A projected moving mural is bringing some extra wow factor to Te Pae Christchurch as part of a colourful lighting display installed outside of the Convention Centre by Ōtākaro Limited.
“The building itself is stunning, so we wanted to ensure the adjoining public spaces also make a statement,” says Ōtākaro Limited Principal Landscape Architect, Peter Matthews.
“The Auckland lockdown and the recent heavy rains prevented us from getting the lights on ahead of Friday’s opening event but with warm summer evenings ahead people can now come and check out the mural and lights.
“The moving mural on the Colombo Street corner site is on the wall that will eventually form part of the planned adjacent hotel. Because it’s a vertically projected mural, the imagery can also be customised to complement whatever event is going on inside.”

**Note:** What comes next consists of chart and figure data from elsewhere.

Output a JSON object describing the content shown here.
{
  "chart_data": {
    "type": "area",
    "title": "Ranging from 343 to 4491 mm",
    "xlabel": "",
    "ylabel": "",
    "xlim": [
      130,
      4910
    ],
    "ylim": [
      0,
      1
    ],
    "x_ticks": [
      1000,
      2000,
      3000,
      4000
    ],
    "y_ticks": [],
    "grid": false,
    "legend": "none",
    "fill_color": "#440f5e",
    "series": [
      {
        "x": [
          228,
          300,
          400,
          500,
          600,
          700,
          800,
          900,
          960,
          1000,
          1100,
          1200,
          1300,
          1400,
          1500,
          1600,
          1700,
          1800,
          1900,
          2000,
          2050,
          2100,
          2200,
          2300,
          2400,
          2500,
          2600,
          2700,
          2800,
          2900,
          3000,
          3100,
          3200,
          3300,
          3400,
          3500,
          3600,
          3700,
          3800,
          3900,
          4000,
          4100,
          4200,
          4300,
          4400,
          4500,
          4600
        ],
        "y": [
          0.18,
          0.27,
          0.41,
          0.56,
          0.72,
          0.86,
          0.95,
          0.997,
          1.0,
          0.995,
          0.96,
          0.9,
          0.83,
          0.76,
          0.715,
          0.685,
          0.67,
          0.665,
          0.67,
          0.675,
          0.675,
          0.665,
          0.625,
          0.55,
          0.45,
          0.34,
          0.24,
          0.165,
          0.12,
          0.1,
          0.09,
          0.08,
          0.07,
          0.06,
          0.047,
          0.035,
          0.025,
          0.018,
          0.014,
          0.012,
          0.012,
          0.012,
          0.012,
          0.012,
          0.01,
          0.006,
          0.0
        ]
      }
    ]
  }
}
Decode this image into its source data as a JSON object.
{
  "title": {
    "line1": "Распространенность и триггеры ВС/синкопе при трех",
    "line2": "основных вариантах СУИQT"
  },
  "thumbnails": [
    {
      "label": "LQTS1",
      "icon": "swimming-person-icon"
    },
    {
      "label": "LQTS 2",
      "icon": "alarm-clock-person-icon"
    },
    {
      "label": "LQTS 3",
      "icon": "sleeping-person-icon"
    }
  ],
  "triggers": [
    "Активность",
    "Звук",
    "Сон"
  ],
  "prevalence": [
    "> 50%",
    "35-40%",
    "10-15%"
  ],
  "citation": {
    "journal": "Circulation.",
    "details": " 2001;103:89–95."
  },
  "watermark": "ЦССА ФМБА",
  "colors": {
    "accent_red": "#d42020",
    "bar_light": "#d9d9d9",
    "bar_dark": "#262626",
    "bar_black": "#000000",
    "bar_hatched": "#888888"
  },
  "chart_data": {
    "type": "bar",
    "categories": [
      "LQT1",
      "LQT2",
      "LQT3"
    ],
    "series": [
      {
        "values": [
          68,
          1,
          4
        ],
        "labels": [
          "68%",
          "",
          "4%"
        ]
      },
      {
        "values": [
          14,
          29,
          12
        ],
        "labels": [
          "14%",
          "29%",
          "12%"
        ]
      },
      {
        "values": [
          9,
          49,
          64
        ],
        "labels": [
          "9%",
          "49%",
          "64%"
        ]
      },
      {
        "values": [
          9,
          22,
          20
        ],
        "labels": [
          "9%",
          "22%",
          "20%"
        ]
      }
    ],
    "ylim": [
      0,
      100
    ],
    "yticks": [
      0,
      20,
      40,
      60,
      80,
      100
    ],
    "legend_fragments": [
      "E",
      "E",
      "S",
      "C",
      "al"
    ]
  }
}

The mural and lighting have been created by Creature Post with the assistance of event lighting experts, Negative Space.
Creature Post Creative Director, Lakshman Anandanayagam, says the mural creates a porthole in the side of Te Pae Christchurch.
“Through it we wanted people to see something they never have before. So, we have this constant interaction between a giant squid and sperm whale in the depths of the ocean currently on display.”
To the south of Te Pae Christchurch sits the feature lighting tower named Conduit.
“We have named the surrounding public space Conduit Square, as it also creates a connection route for people from the City Promenade to Cathedral Square, says Peter Matthews.
“In Conduit Square automated lights on poles shine on reflective rainbow mirrors mounted on the tower to create interesting and alluring movement patterns on the ground and surrounding area. Now we can see how effective it is, we’ll be making some further enhancements in the new year.
“Many of the items in these new public spaces, like the tower, have been either gifted by Christchurch City Council or were left over from other parts of our Anchor Project work. So, it’s great to repurpose and give them a new home within these temporary public spaces.”